Monday, March 05, 2007

The Saint and the Patriot: A Double Dose of Casimir

Today in Chicago they celebrate Casimir Pulaski Day, and city (but not suburban, I'm bloggin' in between periods here at Bryan Middle School) employees actually get the day off in honor of Casimir Pulaski, a Polish patriot who, at the request of Benjamin Franklin, left his own country to help lead the United States' fight for independence. General Pulaski successfully led the Battle of Brandywine before dying trying to secure the city of Savannah for the colonists. But as valiant as this patriot's death was to the cause of independence, this blog will concentrate mostly on his namesake—yesterday's saint.

Casimir, the patron saint of Poland and Lithuania, was born in 1458, the third of thirteen children of Casimir IV, King of Poland, and Elizabeth of Austria, daughter of Albert II, King of Bohemia and Austria. Casimir was only fourteen when his father commanded him to lead an army against Matthias Corvinus, King of Hungary. However, unlike the Revolutionary War hero, when St. Casimir saw that he was greatly outnumbered and that his officers were deserting, he called the battle off.

Although Pope Sixtus IV later supported this decision, Casimir's dad was ashamed of his son's perceived cowardice, and banished him to a castle in Dobzki for three months of house arrest. After that, Casimir vowed to never take up arms again.

Prince Casimir also had no desire to be king, but that did not mean he did not care for the people of Poland. In fact, he was so persistent in bringing the needs of the destitute and the oppressed before his father (as well as giving all his personal belongings away to the needy), that Casimir gained the nickname "Defender of the Poor." He spent more time in church than court, often missing meals for prayers. He could not be convinced to marry but had an immense love for Mary, and requested that a copy of his favorite hymn to Our Lady be buried next to him. Sadly that day would come far too soon for the poor of Poland, as Casimir succumbed to tuberculosis—dead at the age of twenty-three.

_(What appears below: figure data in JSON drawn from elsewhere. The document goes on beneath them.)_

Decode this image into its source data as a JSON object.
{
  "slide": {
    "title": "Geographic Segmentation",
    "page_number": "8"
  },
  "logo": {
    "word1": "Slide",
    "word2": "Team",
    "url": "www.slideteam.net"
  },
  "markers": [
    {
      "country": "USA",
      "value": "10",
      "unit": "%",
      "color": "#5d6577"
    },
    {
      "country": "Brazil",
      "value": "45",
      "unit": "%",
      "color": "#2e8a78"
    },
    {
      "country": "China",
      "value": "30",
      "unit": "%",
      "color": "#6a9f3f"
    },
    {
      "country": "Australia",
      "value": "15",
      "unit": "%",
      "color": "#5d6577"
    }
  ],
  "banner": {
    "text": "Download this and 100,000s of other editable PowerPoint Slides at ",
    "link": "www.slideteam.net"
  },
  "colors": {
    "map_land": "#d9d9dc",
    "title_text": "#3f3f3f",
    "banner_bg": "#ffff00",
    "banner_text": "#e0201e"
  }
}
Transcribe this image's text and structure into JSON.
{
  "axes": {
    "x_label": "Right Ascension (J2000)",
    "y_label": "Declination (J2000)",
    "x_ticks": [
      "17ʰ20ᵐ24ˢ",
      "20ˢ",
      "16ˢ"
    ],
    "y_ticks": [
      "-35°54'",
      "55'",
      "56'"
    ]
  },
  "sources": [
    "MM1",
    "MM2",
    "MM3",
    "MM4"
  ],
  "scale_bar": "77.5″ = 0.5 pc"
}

But like "The Little Flower," St. Therese, the other slight saint who died from TB at an early age, Casimir spent a lot of his time in heaven helping those on earth, for many miracles were reported not only at his tomb, but ironically for those who asked his intercession on the battlefield. And the man the Polish call "The Peacemaker" is still mending fences now—my brother, Father Bill O'Toole, who is currently pastor of St. Casimir's Church in Hammond, Indiana, tells how the saint (along with his friend, the Blessed Mother) is bringing reconciliation between the old Polish and new Hispanic members of his congregation. And so while Pulaski's death helped bring about Revolution, Prince Casimir's life continues to bring revelation—in the hope of Our Lord's Resurrection. So happy parish feast day Father Bill, and don't forget to ask a favor of your Polish patron for all of us here at Fighting Irish Thomas.